There is so much death and suffering in the world. It seems like there is a new natural disaster every week at the moment, now with hundreds, maybe thousands of people dead in the Japanese tragedy. Meanwhile they’re still looking for bodies in Christchurch NZ and a fresh round of floods is hitting northern Australia. Since Katrina, not to mention last year’s gulf oil spill, Mardi Gras has become an occasion synonymous with rising from the ashes of disaster. Is it appropriate to have fun at a time like this? Maybe it’s one of the most powerful things we can do. It’s like raising a fist to despair as if to say, “You can’t have me. I won’t give in.”
Four rabbis were gathered before the desecrated temple in Jerusalem in the first century. Three of them were weeping. The fourth, Rabbi Akiva, was laughing uproariously. The three rabbis were shocked at his response and said, “Why do you laugh?” He responded to them, “Why do you cry?” They said, “This temple that we have adored has been burned to the ground by the Romans. Foxes now roam in the space where up to this point, only the most enlightened of all Jewish leaders could even tread. How can you laugh? All is lost.”

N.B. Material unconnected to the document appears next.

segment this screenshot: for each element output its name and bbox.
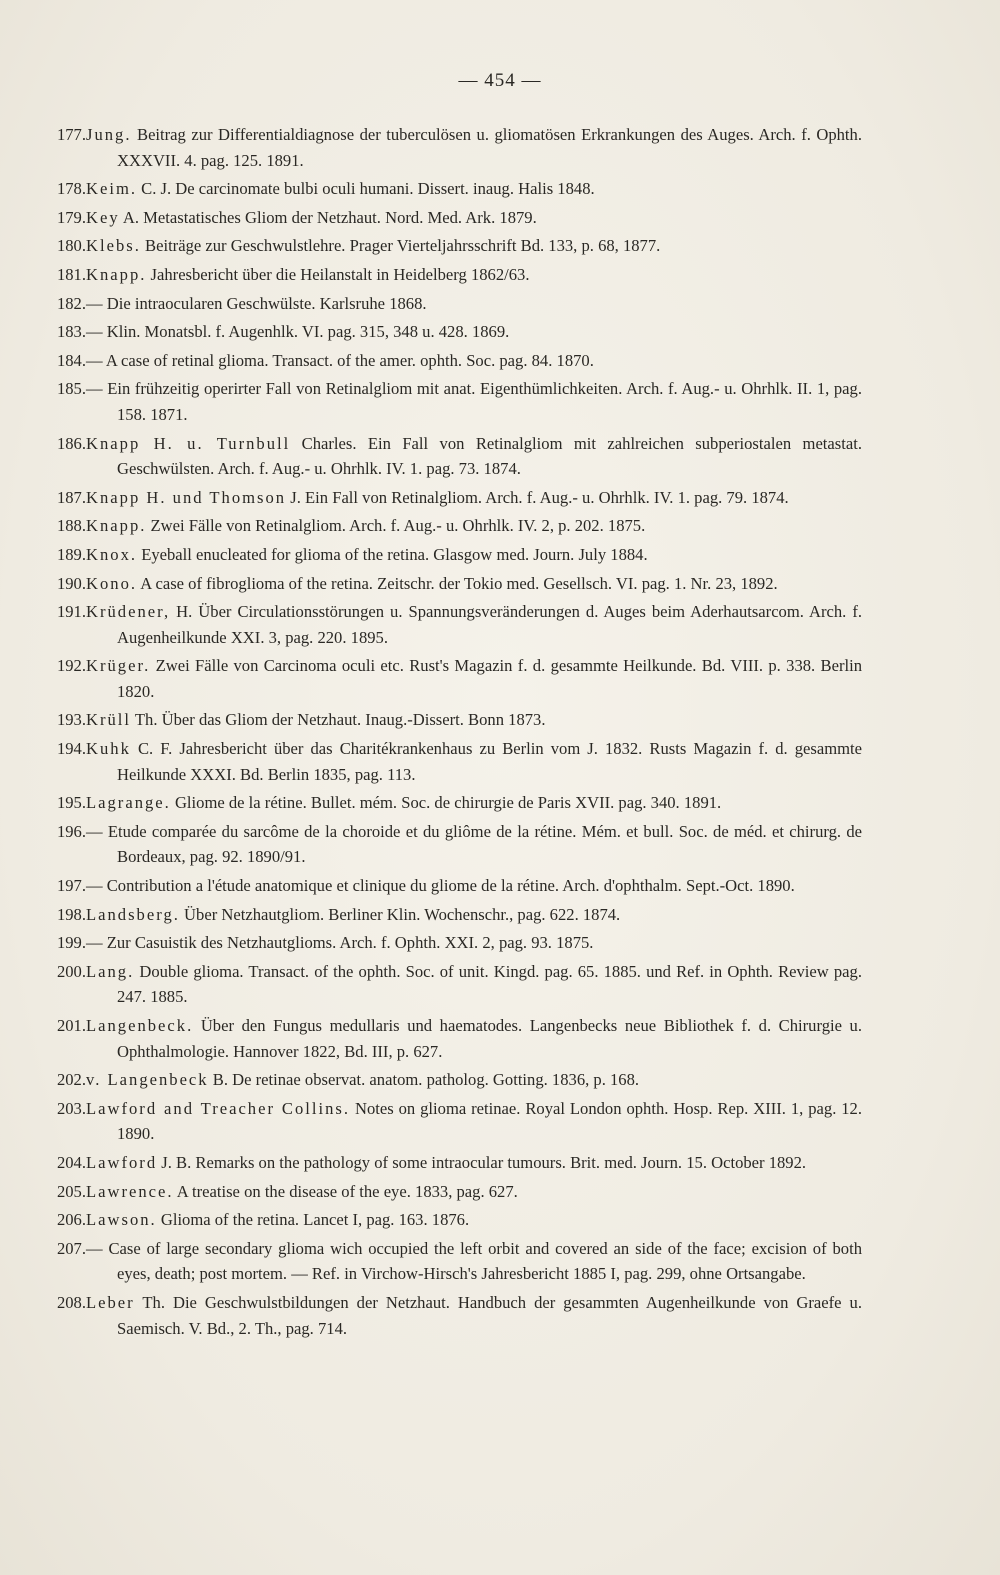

Akiva said “that is why I laugh because now I know the prophecy has been fulfilled. Until the temple is completely and utterly destroyed there will be no new temple. I laugh because I know the prophecy has been fulfilled.”

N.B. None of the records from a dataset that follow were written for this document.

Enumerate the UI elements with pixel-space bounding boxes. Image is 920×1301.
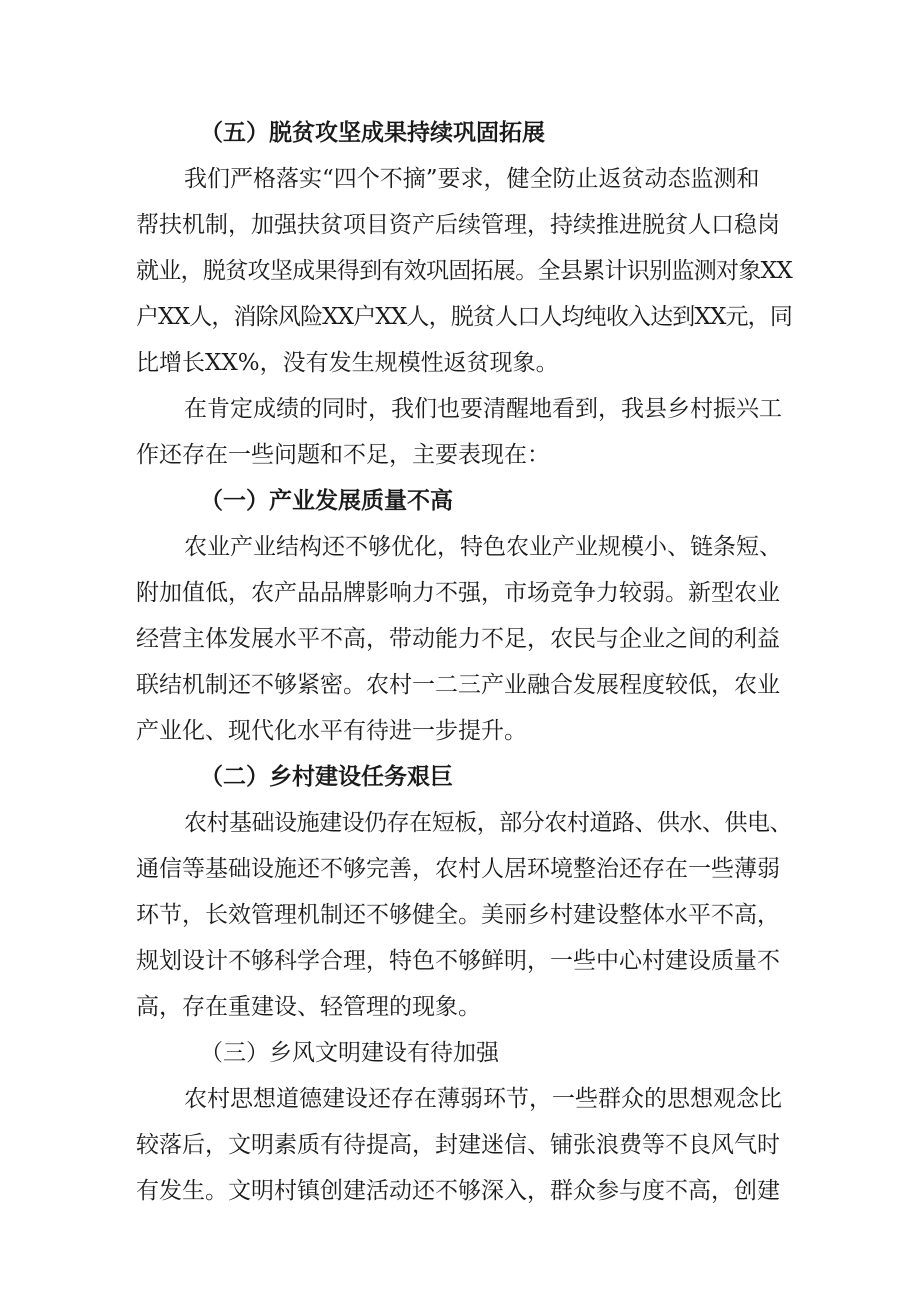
- section-heading: （五）脱贫攻坚成果持续巩固拓展: [200, 119, 545, 146]
- paragraph-line: 联结机制还不够紧密。农村一二三产业融合发展程度较低，农业: [136, 672, 780, 698]
- paragraph-line: 户XX人，消除风险XX户XX人，脱贫人口人均纯收入达到XX元，同: [136, 304, 792, 330]
- paragraph-line: 农村思想道德建设还存在薄弱环节，一些群众的思想观念比: [184, 1086, 782, 1112]
- paragraph-line: 我们严格落实“四个不摘”要求，健全防止返贫动态监测和: [184, 166, 760, 192]
- paragraph-line: 比增长XX%，没有发生规模性返贫现象。: [136, 350, 559, 376]
- paragraph-line: 附加值低，农产品品牌影响力不强，市场竞争力较弱。新型农业: [136, 580, 780, 606]
- paragraph-line: 环节，长效管理机制还不够健全。美丽乡村建设整体水平不高，: [136, 902, 780, 928]
- paragraph-line: 通信等基础设施还不够完善，农村人居环境整治还存在一些薄弱: [136, 856, 780, 882]
- document-body: [136, 110, 792, 1214]
- section-heading: （一）产业发展质量不高: [200, 487, 453, 514]
- paragraph-line: 规划设计不够科学合理，特色不够鲜明，一些中心村建设质量不: [136, 948, 780, 974]
- paragraph-line: 较落后，文明素质有待提高，封建迷信、铺张浪费等不良风气时: [136, 1132, 780, 1158]
- paragraph-line: 农业产业结构还不够优化，特色农业产业规模小、链条短、: [184, 534, 782, 560]
- paragraph-line: 产业化、现代化水平有待进一步提升。: [136, 718, 527, 744]
- paragraph-line: 帮扶机制，加强扶贫项目资产后续管理，持续推进脱贫人口稳岗: [136, 212, 780, 238]
- paragraph-line: 作还存在一些问题和不足，主要表现在：: [136, 442, 550, 468]
- paragraph-line: 在肯定成绩的同时，我们也要清醒地看到，我县乡村振兴工: [184, 396, 782, 422]
- paragraph-line: 经营主体发展水平不高，带动能力不足，农民与企业之间的利益: [136, 626, 780, 652]
- paragraph-line: 高，存在重建设、轻管理的现象。: [136, 994, 481, 1020]
- section-heading: （二）乡村建设任务艰巨: [200, 763, 453, 790]
- paragraph-line: 有发生。文明村镇创建活动还不够深入，群众参与度不高，创建: [136, 1178, 780, 1204]
- section-heading: （三）乡风文明建设有待加强: [200, 1040, 499, 1066]
- paragraph-line: 就业，脱贫攻坚成果得到有效巩固拓展。全县累计识别监测对象XX: [136, 258, 792, 284]
- paragraph-line: 农村基础设施建设仍存在短板，部分农村道路、供水、供电、: [184, 810, 793, 836]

I’m not suggesting that laughter is always appropriate, but at times it is a coping mechanism as if to say, “Alright I’ve hit rock bottom here. The only way is up, and that’s where I’m heading now.” Things seem so bad right now that it’s comical, but I can beat this and rise from the ashes. I will get the last laugh by climbing on top of the very rocks that have shattered around me and use them to give me a leg up.
Laughing As a Sign of Spirit
Do you remember Guido in the movie, Life is Beautiful? The story is set in the time of the holocaust, and Guido, his wife and 5 year-old son are being held in a concentration camp- Guido and his son in one camp, and his wife next door in the women’s camp. Guido breaks the oppressive spirit of the camp with humor. In one scene Guido commandeers the PA system in the camp and sends a message to his wife, who doesn’t know if he is dead or alive. Guido says he wants to make love to his wife in Italian so the solders can’t understand him. In another scene Guido volunteers to be the translator for the German soldier who is barking orders about different rules that the prisoners must follow, or be killed. Guido translates it completely differently. What he says is a message in Italian to his son. He tells his son that this is all a game, and if you follow the rules of the game, you can win. If you win the game you get a beautiful big tank. The son’s eyes grow wide as he listens to his father, while the soldier barks out order about death. In the midst of unthinkable sadness, Guido gives his family hope.
Thank goodness for laughter and for those who are able to create fun in tense situations. Mardi Gras is the perfect time to consider your own relationship with fun. Are you burdened by unsolvable problems? Are you overwhelmed by the sadness and suffering in the world? Laugh, not at the suffering and not in a callous way, but in such a way that you remind yourself that a new reality is always possible. If you can’t find anything funny, conduct a preemptive strike on fun. Laugh on suspicion of something ordinary and every day. Laugh at your own routines. Laugh at your over active imagination. Laugh at the absurdity of chaos. Laugh at the frailty of life.Then surrender to new perspectives that only open up because you let the air out of your nervous energy. Fun is a pathway to spirit, rerouted surprise, laughter’s short cut. The spirit of fun in me greets the spirit of fun in you. LOL! Namaste.